You need to be familiar with the most popular coding languages, and you can start bidding on projects on freelance sites. Remember that there is always a demand for a great web designer or developer.

To learn more, please read How to Make Money as a Web Designer.

13. Survey Taker or Tasker

While surveys are not the most interesting of side gigs, they are the simplest and most flexible. Survey sites collect data that companies can use to improve products. This increases their profits, so they are eager for ordinary people to give their opinion. With just a few minutes a day, you can establish a decent side income.

Survey taking also pairs well with being a tasker. This is another online opportunity that allows you to complete small tasks quickly. While the pay doesn’t appear impressive, when you figure that you can earn a dollar or two here and there for just a couple of minutes work, it actually adds up to a decent part-time income. The best thing is that the tasks tend to be so small that if you find you have a paper due, you don’t need to worry about planning time for a large project, you can simply work for five minutes at a time.

Some websites offer surveys as well as small tasks (like Swagbucks and MyPoints), and others focus only on surveys (like Survey Junkie and Branded Surveys).

To learn more, please read 11 of the Best Websites for Paid Online Surveys.

14. Bookkeeper

If you’re great with figures, you could earn a nice income as a part-time bookkeeper. You don’t need to have finished your college education and offers excellent income potential. Bookkeepers don’t have education or certification requirements; in many cases, you only need to have a high school diploma. However, some companies do have specific requirements, such as relevant work experience. Freelance bookkeepers can work from home independently, and you can find clients by setting up a website or bidding for work on freelance sites and job boards.

To learn more, please read How to Become a Bookkeeper.

15. eBay Seller

You’re likely to have used eBay to sell unwanted items or even buy a bargain or two, but you may not have considered becoming an eBay seller as a part-time role. However, it is actually a great way to make some extra money without impacting your college workload.

There are some different approaches you can take to become an eBay seller. You can be a general seller or specialize. General sellers sell just about anything, while specialists focus on a particular niche to brand themselves as a business.

eBay allows you to sell practically anything, but there are some exceptions. It is a good idea to focus on smaller items that can be sold at an attractive price point and generate a decent revenue, but you will need to spend some time sourcing items to sell.

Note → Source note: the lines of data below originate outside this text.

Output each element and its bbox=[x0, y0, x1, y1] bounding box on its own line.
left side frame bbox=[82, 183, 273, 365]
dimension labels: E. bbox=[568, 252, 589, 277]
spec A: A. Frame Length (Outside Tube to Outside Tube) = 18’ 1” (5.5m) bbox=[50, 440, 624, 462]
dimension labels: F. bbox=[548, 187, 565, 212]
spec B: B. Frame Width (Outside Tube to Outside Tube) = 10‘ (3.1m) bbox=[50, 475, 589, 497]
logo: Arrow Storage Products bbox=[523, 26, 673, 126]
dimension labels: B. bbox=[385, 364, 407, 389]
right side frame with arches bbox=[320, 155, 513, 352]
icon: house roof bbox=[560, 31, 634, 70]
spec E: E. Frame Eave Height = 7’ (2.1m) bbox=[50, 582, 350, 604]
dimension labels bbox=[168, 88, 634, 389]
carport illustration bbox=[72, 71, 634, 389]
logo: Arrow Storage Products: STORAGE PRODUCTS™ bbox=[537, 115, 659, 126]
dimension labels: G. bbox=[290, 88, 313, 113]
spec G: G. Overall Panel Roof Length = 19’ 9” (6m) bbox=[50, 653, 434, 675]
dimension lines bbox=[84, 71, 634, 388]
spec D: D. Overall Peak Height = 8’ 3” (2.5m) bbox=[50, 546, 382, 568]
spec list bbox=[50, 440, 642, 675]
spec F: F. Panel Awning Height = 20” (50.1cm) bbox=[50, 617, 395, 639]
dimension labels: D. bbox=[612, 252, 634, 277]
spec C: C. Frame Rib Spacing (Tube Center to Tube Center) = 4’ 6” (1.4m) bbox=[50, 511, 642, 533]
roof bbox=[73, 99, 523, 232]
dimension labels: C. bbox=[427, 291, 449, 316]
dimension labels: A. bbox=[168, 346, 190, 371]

These items can be found at yard sales, thrift stores, and flea markets. However, you can also find items on craigslist; there are people giving boxes of things away as they don’t have the time or inclination to list them on eBay (please see 40+ of the Easiest Things to Flip for Profit).

You will need to have an initial investment to buy some stock and plan for where you will keep your inventory as you wait for them to sell. In a dorm room, you may find that you need to stick to small items, but you may be surprised at what you can sell. So, if you have a passion for collectibles, you can put this knowledge to good use and make some serious cash.

To learn more, please read How to Sell on eBay for Beginners.

Final Thoughts

Managing a class schedule and active social life along with a part-time job can be a challenge for most college students, but this doesn’t mean that you can’t earn some serious cash. With these online job opportunities, you can enjoy flexible hours and great earning potential without needing to compromise on your class schedule. So, think about your skills and interests, and you may be surprised at how you can transform these into a great part-time income.